In a Paris schoolroom, modern teenagers recite snippets from Rimbaud’s “No One’s Serious at Seventeen.” One of these students, Isabelle Bontale (Marine Vacth), fills her evenings with more than homework and dreams of the boy in the back row. After a summer by the sea, during which she allowed a German boy to take her virginity, Isabelle has turned her blooming sexuality into a business enterprise: freelance prostitution. Earning 300 to 500 Euros for each hotel assignation, she goes by the name Léa and gives her age as 20. She’s 17.
At last year’s Cannes Film Festival, François Ozon’s Young & Beautiful ceded the limelight to another French entry about a teenage girl’s sexual adventures, Blue Is the Warmest Color, which took the Palme d’Or and earned both critical acclaim and popular notoriety for its energetic scenes of lesbian love. At about half the length and a lower dramatic temperature, Young & Beautiful is sexually charged but not prurient, the character study of a person at her most mysterious age, as she navigates from girlhood to womanhood.
(READ: When Blue Is the Warmest Color triumphed at Cannes)

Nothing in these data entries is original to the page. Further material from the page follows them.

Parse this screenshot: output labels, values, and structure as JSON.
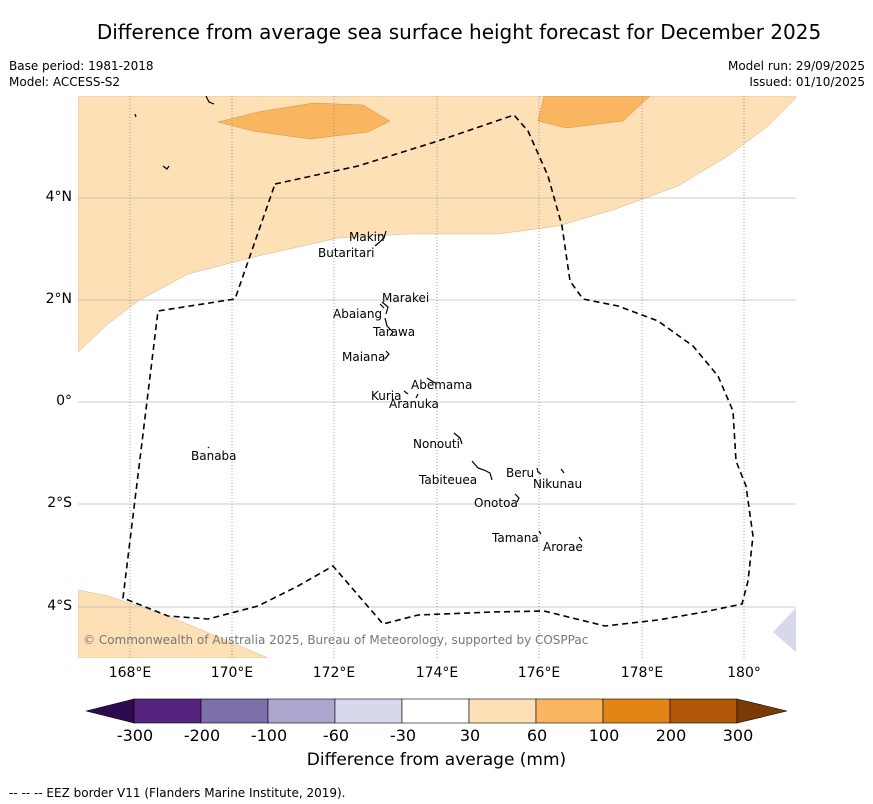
{
  "title": "Difference from average sea surface height forecast for December 2025",
  "meta_left": {
    "base_period": "Base period: 1981-2018",
    "model": "Model: ACCESS-S2"
  },
  "meta_right": {
    "model_run": "Model run: 29/09/2025",
    "issued": "Issued: 01/10/2025"
  },
  "copyright": "© Commonwealth of Australia 2025, Bureau of Meteorology, supported by COSPPac",
  "x_ticks": [
    "168°E",
    "170°E",
    "172°E",
    "174°E",
    "176°E",
    "178°E",
    "180°"
  ],
  "y_ticks": [
    "4°N",
    "2°N",
    "0°",
    "2°S",
    "4°S"
  ],
  "places": [
    {
      "name": "Makin"
    },
    {
      "name": "Butaritari"
    },
    {
      "name": "Marakei"
    },
    {
      "name": "Abaiang"
    },
    {
      "name": "Tarawa"
    },
    {
      "name": "Maiana"
    },
    {
      "name": "Abemama"
    },
    {
      "name": "Kuria"
    },
    {
      "name": "Aranuka"
    },
    {
      "name": "Nonouti"
    },
    {
      "name": "Banaba"
    },
    {
      "name": "Tabiteuea"
    },
    {
      "name": "Beru"
    },
    {
      "name": "Nikunau"
    },
    {
      "name": "Onotoa"
    },
    {
      "name": "Tamana"
    },
    {
      "name": "Arorae"
    }
  ],
  "colorbar": {
    "ticks": [
      "-300",
      "-200",
      "-100",
      "-60",
      "-30",
      "30",
      "60",
      "100",
      "200",
      "300"
    ],
    "colors": [
      "#2e0a4f",
      "#54247f",
      "#7d6faa",
      "#aca6ce",
      "#d8d8ec",
      "#ffffff",
      "#fde0b5",
      "#f9b55f",
      "#e38516",
      "#b05708",
      "#7a3a05"
    ],
    "label": "Difference from average (mm)"
  },
  "eez_note": "--  --  -- EEZ border V11 (Flanders Marine Institute, 2019).",
  "legend_colors": {
    "light_orange": "#fde0b5",
    "mid_orange": "#f9b55f",
    "light_lavender": "#d8d8ec"
  }
}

In outline, Young & Beautiful (Jeune & Jolie, which literally translates as “young and pretty”) appears sensational: I Was a Teenage Call Girl. Yet the tone of the film is tender and judicious. It pins no blame on society, school, the girl’s clients or her parents. Isabelle treats her concerned mother (Geraldine Pailhas) and amiable stepfather (Frédéric Pierrot) the way any teen might: as the security guards of an enemy state who deserve little communication and no straight answers. In fact, they are the innocents, she the daredevil spy with a dirty secret.
She is closer to her sweet younger brother Victor (Fantin Ravat), who watches her sunbathe nude or masturbate in her bedroom. Yet he also is ignorant of her exotic, potentially dangerous career. So is everyone else; Isabelle has a facility for compartmentalizing her activities. That first night, as she lay on the beach with the German boy, another Isabelle stood nearby watching, appraising, detached.

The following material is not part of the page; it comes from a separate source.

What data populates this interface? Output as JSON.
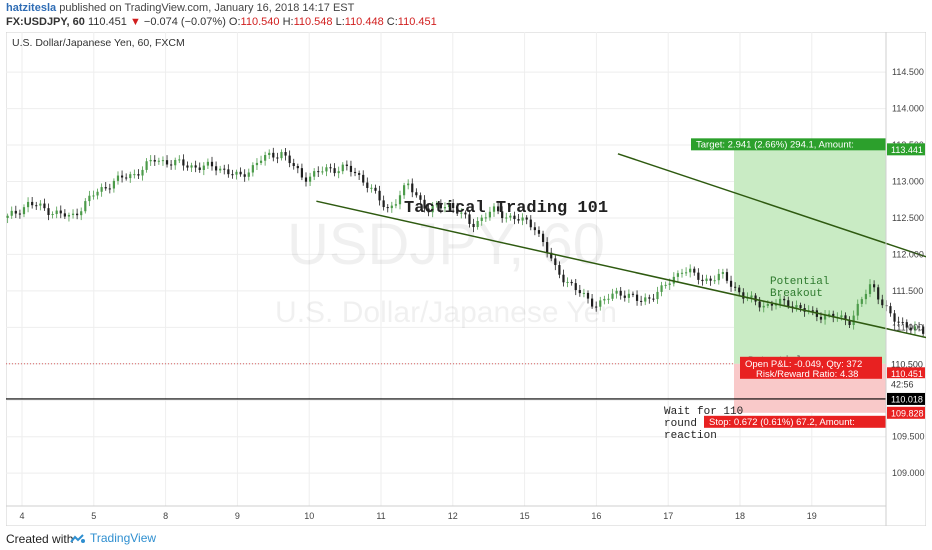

Why does she choose this line of work? That’s for the spectator to speculate. “This young woman is a mystery to me, too,” Ozon has said. “I’m not ahead of her, I’m simply following her, like an entomologist gradually falling in love with the creature he’s studying.” But a key can be found in Ozon’s previous film, In the House, in which a 16-year-old schoolboy devised an elaborate, largely fictional world both to amuse himself and to confound his teacher. The director suggests that Isabelle wants to create a double life that is even more eventful and reckless, and potentially perilous.

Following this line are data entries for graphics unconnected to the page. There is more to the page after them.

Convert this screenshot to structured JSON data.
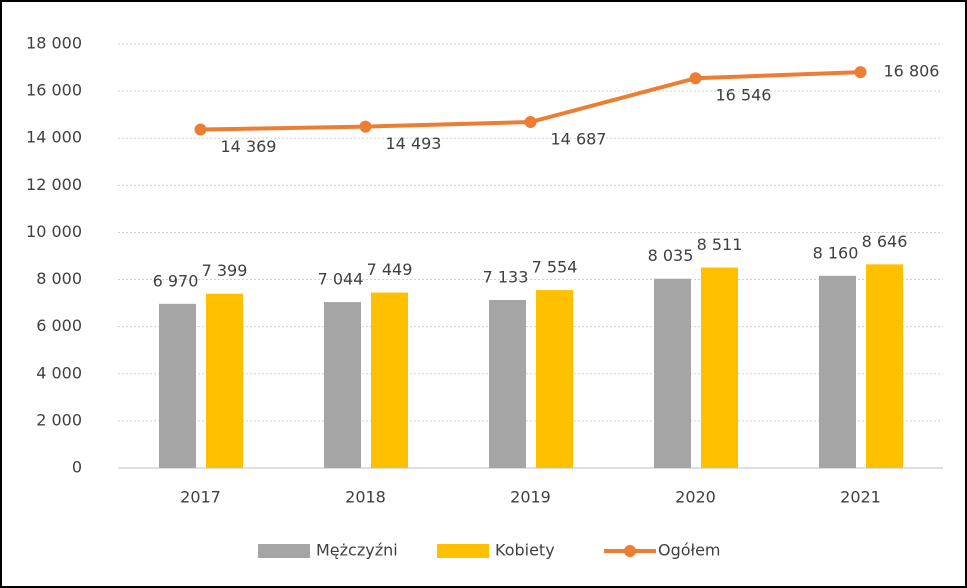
{
  "chart_data": {
    "type": "bar-line",
    "categories": [
      "2017",
      "2018",
      "2019",
      "2020",
      "2021"
    ],
    "series": [
      {
        "name": "Mężczyźni",
        "type": "bar",
        "color": "#a5a5a5",
        "values": [
          6970,
          7044,
          7133,
          8035,
          8160
        ],
        "value_labels": [
          "6 970",
          "7 044",
          "7 133",
          "8 035",
          "8 160"
        ]
      },
      {
        "name": "Kobiety",
        "type": "bar",
        "color": "#ffc000",
        "values": [
          7399,
          7449,
          7554,
          8511,
          8646
        ],
        "value_labels": [
          "7 399",
          "7 449",
          "7 554",
          "8 511",
          "8 646"
        ]
      },
      {
        "name": "Ogółem",
        "type": "line",
        "color": "#ed7d31",
        "values": [
          14369,
          14493,
          14687,
          16546,
          16806
        ],
        "value_labels": [
          "14 369",
          "14 493",
          "14 687",
          "16 546",
          "16 806"
        ]
      }
    ],
    "ylim": [
      0,
      18000
    ],
    "yticks": [
      0,
      {
        "value": 2000,
        "label": "2 000"
      },
      {
        "value": 4000,
        "label": "4 000"
      },
      {
        "value": 6000,
        "label": "6 000"
      },
      {
        "value": 8000,
        "label": "8 000"
      },
      {
        "value": 10000,
        "label": "10 000"
      },
      {
        "value": 12000,
        "label": "12 000"
      },
      {
        "value": 14000,
        "label": "14 000"
      },
      {
        "value": 16000,
        "label": "16 000"
      },
      {
        "value": 18000,
        "label": "18 000"
      }
    ],
    "grid": true,
    "legend": "bottom"
  }
}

(READ: Richard Corliss’s review of François Ozon’s In the House)
“It was like a game,” she tells the psychiatrist (Serge Hefez) she is obliged to consult. “I didn’t feel much during it. But when I thought about it at home, or at school, I wanted to do it again.” She may be drawn to her more considerate clients, like the elderly Georges (Johan Leysen). Even when taking orders of submission from sadistic creeps, Isabelle is in charge. Armored in self-confidence, she needs no pimp to protect her. Her choice of profession is not about the sex. It’s about the power.
Set in today’s Paris, Young & Beautiful takes several cues from 1960s French popular culture. Isabelle has a cinema forebear in Catherine Deneuve’s character — a loving wife who becomes a prostitute to act out her sexual fantasies — in Luis Buñuel’s Belle du jour (1967). Vacth resembles Deneuve in her cool, unyielding beauty. She could also be a twin sister to Françoise Hardy, the singer and model of the ’60s; four Hardy songs accompany the four seasons in which the film is set. Hardy’s songs are about the pains of first love; Young & Beautiful is about the business of post-love.
Ozon’s early films focused on young women manipulating their elders: Water Drops on Burning Rocks, 8 Women and Swimming Pool, all with Ludivine Sagnier as their driving sexual force (Sagnier’s Swimming Pool costar, Charlotte Rampling, makes a welcome, poignant appearance late in Young & Beautiful.) Ozon has said that In the House reminded him of his pleasure directing young actors. Vacth, 23, is a few years older than her character, but she can pass for Isabelle at a mature and adventurous 17.
(READ: Mary Corliss on François Ozon’s Potiche)
Her blue eyes shining above a field of freckles, Vacth suggests a classical statue with some subtle internal bruising. Possessing a seductive, covert intelligence, the actress may not let viewers in on Isabelle’s motives, but she does suggest that something is going on. Audiences should be pleased to go with her, not knowing the destination but happy to take the trip.